When it comes to over the top theatrical shock and insanity, there’s nothing better than the gang at Extension-Korda. Their 2017 production of Evil Dead: The Musical set the bar for sarcastic, retro comedy with outrageous jokes, silly songs and incredible fun. This year they decided to take Evil Dead head on with the sarcastic musical version the 1936 anti-marijuana movie Reefer Madness.
The results are absolutely hilarious and something that has to be seen to be believed.
Joey Wright pulled off an instant hit in his directorial debut. He amassed a great cast, an awesome musical score and the most asinine script I’ve ever seen in live theatre. While nowhere near as bloody as Evil Dead, Reefer Madness was full of everything someone would expect in an exploitation film. From high school students being lured by pushers to try marijuana to a hit and run accident, manslaughter, suicide, attempted rape, hallucinations, and descent into madness due to marijuana addiction, all while being told by narrator/ high school principal Dr. Alfred Carroll (Mark Worsley).
Worsley’s performance is priceless. His dedication to telling the story as straight-laced as possible is almost worth the price of admission alone. Dressed in a suit and waiving an iron fist, he lectures the audience about the story that unfolds before them, attempting to educate and stir the crowd up about the dangers of cannabis use and how the epidemic has spread into their community.
The gist of the story in this raucous musical comedy centers around a tongue-in-cheek look at the hysteria caused when clean-cut kids fall prey to marijuana, leading them on a hysterical downward spiral filled with evil jazz music, sex and violence. Jeremy Burke played the central character, Jimmy, who’s madly in love with his girlfriend Mary Lane, played by Hope Forman (who also doubled as the amazing choreographer of this insatiable masterwork).

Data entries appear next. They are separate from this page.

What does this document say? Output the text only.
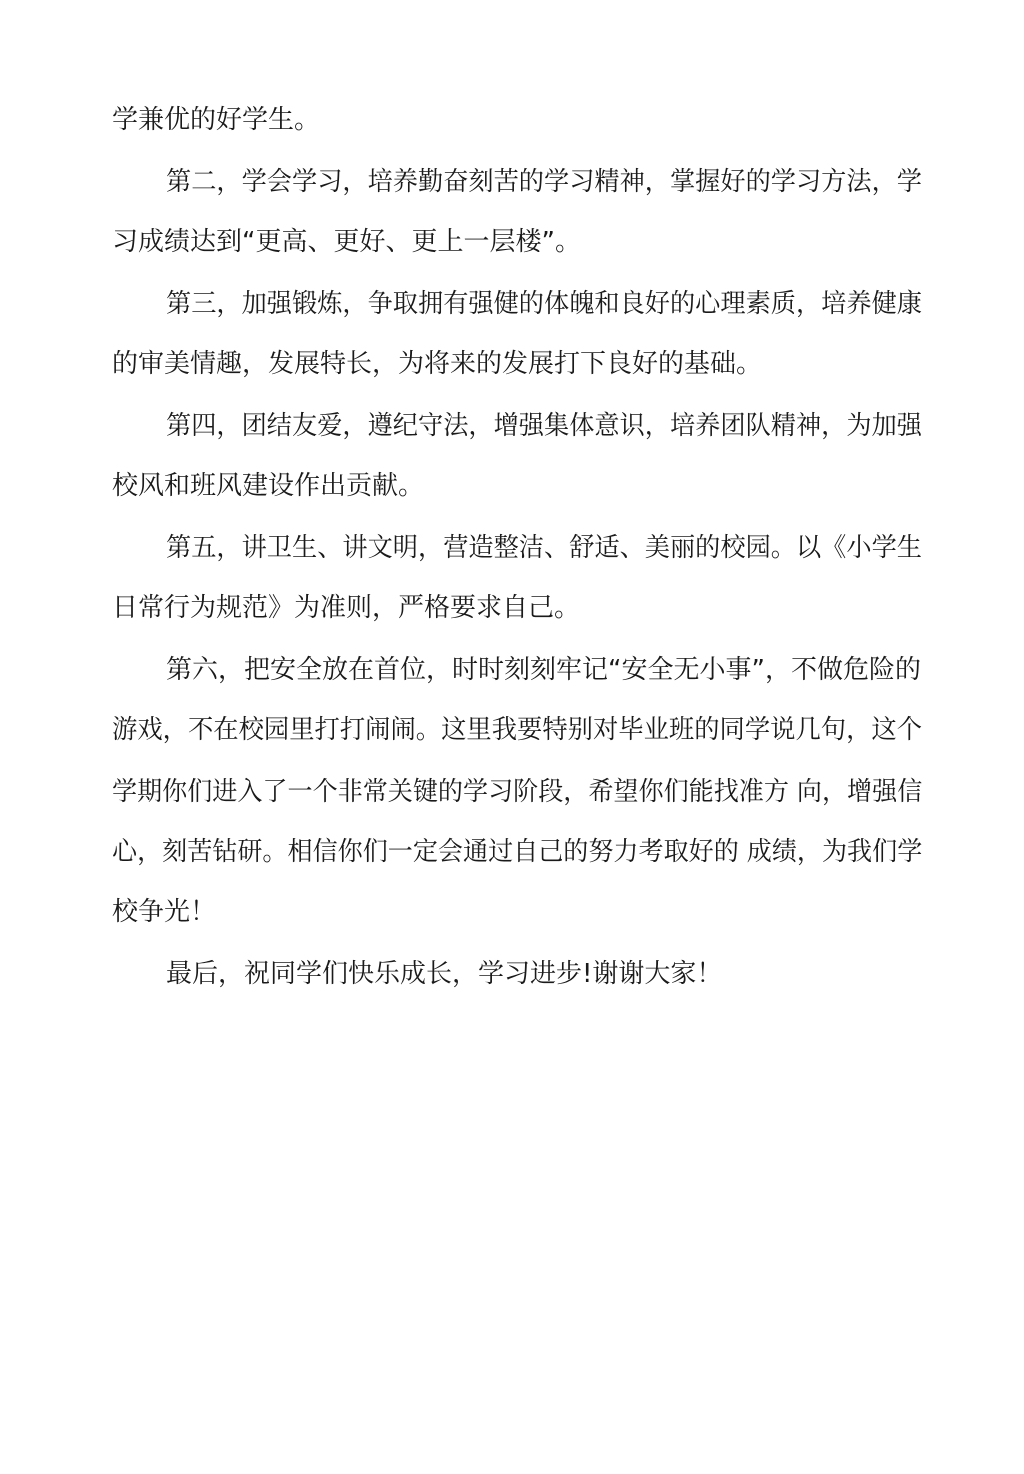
学兼优的好学生。
第二，学会学习，培养勤奋刻苦的学习精神，掌握好的学习方法，学
习成绩达到“更高、更好、更上一层楼”。
第三，加强锻炼，争取拥有强健的体魄和良好的心理素质，培养健康
的审美情趣，发展特长，为将来的发展打下良好的基础。
第四，团结友爱，遵纪守法，增强集体意识，培养团队精神，为加强
校风和班风建设作出贡献。
第五，讲卫生、讲文明，营造整洁、舒适、美丽的校园。以《小学生
日常行为规范》为准则，严格要求自己。
第六，把安全放在首位，时时刻刻牢记“安全无小事”，不做危险的
游戏，不在校园里打打闹闹。这里我要特别对毕业班的同学说几句，这个
学期你们进入了一个非常关键的学习阶段，希望你们能找准方 向，增强信
心，刻苦钻研。相信你们一定会通过自己的努力考取好的 成绩，为我们学
校争光！
最后，祝同学们快乐成长，学习进步!谢谢大家！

Burke was outlandishly funny throughout the entire trip. He started out as a mild-mannered young lad with ambitions of reading Romeo and Juliet with Mary, but as the show progresses, he starts to lose his mind and his identity. With eccentric movements, crazy hallucination scenes and some wicked tunes, Burke was a show-within-a-show all by himself, especially in his first stoned scene – complete with the cast undressing him to what appears to be nothing but a marijuana leaf as he loses his senses. It’s one hell of a fun ride.
The best part of shows like Reefer Madness is the entire ensemble – with Extension-Korda you’re either all in or not part of it – and the cast of Reefer Madness is indeed ALL IN. Actors involved in this musical high are Lizz Dietrich, Joey Wright, Gemma Cunial, Dalton Mugridge, Kimberly Babb, Amanda Gray, Nicole Clark and Vienne Seto. Each one has their own moment and their own chance to shine. It’s basically debauchery at its finest and the entire cast is there to stir it all up.
One of the interesting things about this production is the use of original music recorded by music director Aaron Gasparini. His take on the songs gave the show a campier life and aligned it with shows like Rocky Horror and Evil Dead. I actually couldn’t imagine the show without the music as it was recorded for this production – he should market that soundtrack to other local theatres producing this outlandish musical.
The show is fun, it pushed the limits and it feels like one big high – and local theatre doesn’t get much better than that.
Reefer Madness continues with three final shows this weekend (July 4, 5 and 6) at Kordazone Theatre at 2520 Seminole Street in Windsor.